Refers to this package.

atom

Instance of the ATOMClassifier or ATOMRegressor classes (note that the examples use it as the default variable name).

branch

A pipeline, corresponding dataset and models fitted to that dataset. See the branches section of the user guide.

categorical columns

Refers to all columns of type object or category.

class

Unique value in a column, e.g. a binary classifier has 2 classes in the target column.

dataframe

Two-dimensional, size-mutable, potentially heterogeneous tabular data of type pd.DataFrame or its modin counterpart.

dataframe-like

Any type object from which a dataframe can be created. This includes an iterable, a dict whose values are 1d-arrays, a two-dimensional list, tuple, np.ndarray or sps.csr_matrix, and most commonly, a dataframe. This is the standard input format for any dataset.

estimator

An object which manages the estimation and decoding of an algorithm. The algorithm is estimated as a deterministic function of a set of parameters, a dataset and a random state. Should implement a fit method. Often used interchangeably with predictor because of user preference.

index

Immutable sequence used for indexing and alignment of type pd.Index, pd.MultiIndex or their modin counterparts.

missing values

All values in the missing attribute, as well as None, NaN, +inf and -inf.

model

Instance of a model in the pipeline. Not to confuse with estimator.

outliers

Sample that contains one or more outlier values. Note that the Pruner class can use a different definition for outliers depending on the chosen strategy.

outlier value

Value that lies further than 3 times the standard deviation away from the mean of its column, i.e. |z-score| > 3.

pipeline

Sequence of transformers in a specific (usually the current) branch.

predictor

An estimator implementing a predict method.

scorer

A non-estimator callable object which evaluates an estimator on given test data, returning a number. Unlike evaluation metrics, a greater returned number must correspond with a better score.
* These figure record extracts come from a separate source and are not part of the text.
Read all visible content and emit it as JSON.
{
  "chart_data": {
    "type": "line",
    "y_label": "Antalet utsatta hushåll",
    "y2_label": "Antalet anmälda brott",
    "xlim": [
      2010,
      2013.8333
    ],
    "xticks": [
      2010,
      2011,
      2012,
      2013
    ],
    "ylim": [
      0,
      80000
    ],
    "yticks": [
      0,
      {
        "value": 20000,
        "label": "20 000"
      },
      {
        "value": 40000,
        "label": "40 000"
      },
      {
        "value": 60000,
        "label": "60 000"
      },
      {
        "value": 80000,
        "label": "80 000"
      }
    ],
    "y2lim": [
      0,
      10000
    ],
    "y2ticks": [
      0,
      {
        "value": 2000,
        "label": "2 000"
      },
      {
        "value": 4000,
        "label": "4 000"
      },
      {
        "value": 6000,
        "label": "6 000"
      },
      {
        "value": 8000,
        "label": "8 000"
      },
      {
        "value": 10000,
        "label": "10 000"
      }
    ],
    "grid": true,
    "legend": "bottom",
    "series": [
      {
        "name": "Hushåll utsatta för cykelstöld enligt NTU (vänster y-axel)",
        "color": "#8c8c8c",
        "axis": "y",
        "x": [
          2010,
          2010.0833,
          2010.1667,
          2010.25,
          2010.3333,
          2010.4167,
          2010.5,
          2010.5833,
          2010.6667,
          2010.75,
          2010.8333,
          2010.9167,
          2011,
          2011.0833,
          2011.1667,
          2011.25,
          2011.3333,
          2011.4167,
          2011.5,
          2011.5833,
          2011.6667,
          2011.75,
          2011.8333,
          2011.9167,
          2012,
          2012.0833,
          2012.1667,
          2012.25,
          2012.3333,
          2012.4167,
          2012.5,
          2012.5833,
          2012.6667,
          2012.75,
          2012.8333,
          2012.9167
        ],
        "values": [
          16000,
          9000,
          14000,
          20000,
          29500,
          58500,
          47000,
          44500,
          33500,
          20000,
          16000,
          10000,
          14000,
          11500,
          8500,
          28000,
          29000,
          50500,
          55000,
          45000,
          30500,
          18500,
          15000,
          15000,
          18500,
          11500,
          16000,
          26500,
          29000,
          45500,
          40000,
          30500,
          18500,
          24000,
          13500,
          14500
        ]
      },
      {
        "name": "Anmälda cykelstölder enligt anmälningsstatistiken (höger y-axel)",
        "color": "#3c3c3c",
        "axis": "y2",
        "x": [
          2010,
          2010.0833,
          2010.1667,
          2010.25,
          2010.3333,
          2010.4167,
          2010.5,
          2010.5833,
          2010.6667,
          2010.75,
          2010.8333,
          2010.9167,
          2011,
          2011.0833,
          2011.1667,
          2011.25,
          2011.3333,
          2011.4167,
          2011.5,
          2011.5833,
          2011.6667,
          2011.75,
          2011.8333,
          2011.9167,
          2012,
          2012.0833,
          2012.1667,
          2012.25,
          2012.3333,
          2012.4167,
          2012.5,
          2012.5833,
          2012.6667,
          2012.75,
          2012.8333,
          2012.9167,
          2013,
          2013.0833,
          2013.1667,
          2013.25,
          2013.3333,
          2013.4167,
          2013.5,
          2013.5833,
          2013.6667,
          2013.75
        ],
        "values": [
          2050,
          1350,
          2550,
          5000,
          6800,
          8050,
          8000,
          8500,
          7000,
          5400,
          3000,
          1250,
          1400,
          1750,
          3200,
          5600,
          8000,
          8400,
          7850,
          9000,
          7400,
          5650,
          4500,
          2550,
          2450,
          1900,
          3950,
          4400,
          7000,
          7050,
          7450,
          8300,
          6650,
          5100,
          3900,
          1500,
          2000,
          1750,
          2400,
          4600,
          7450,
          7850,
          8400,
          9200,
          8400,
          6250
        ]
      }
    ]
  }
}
See sklearn's documentation.

sequence

A one-dimensional array of type list, tuple, np.ndarray or series. This is the standard input format for a dataset's target column.

series

One-dimensional ndarray with axis labels of type pd.Series or its modin counterpart.

target

The dependent variable in a supervised learning task. Passed as y to an estimator's fit method.

task

One of the six supervised machine learning approaches that ATOM supports:

transformer

An estimator implementing a transform method. This encompasses all data cleaning and feature engineering classes.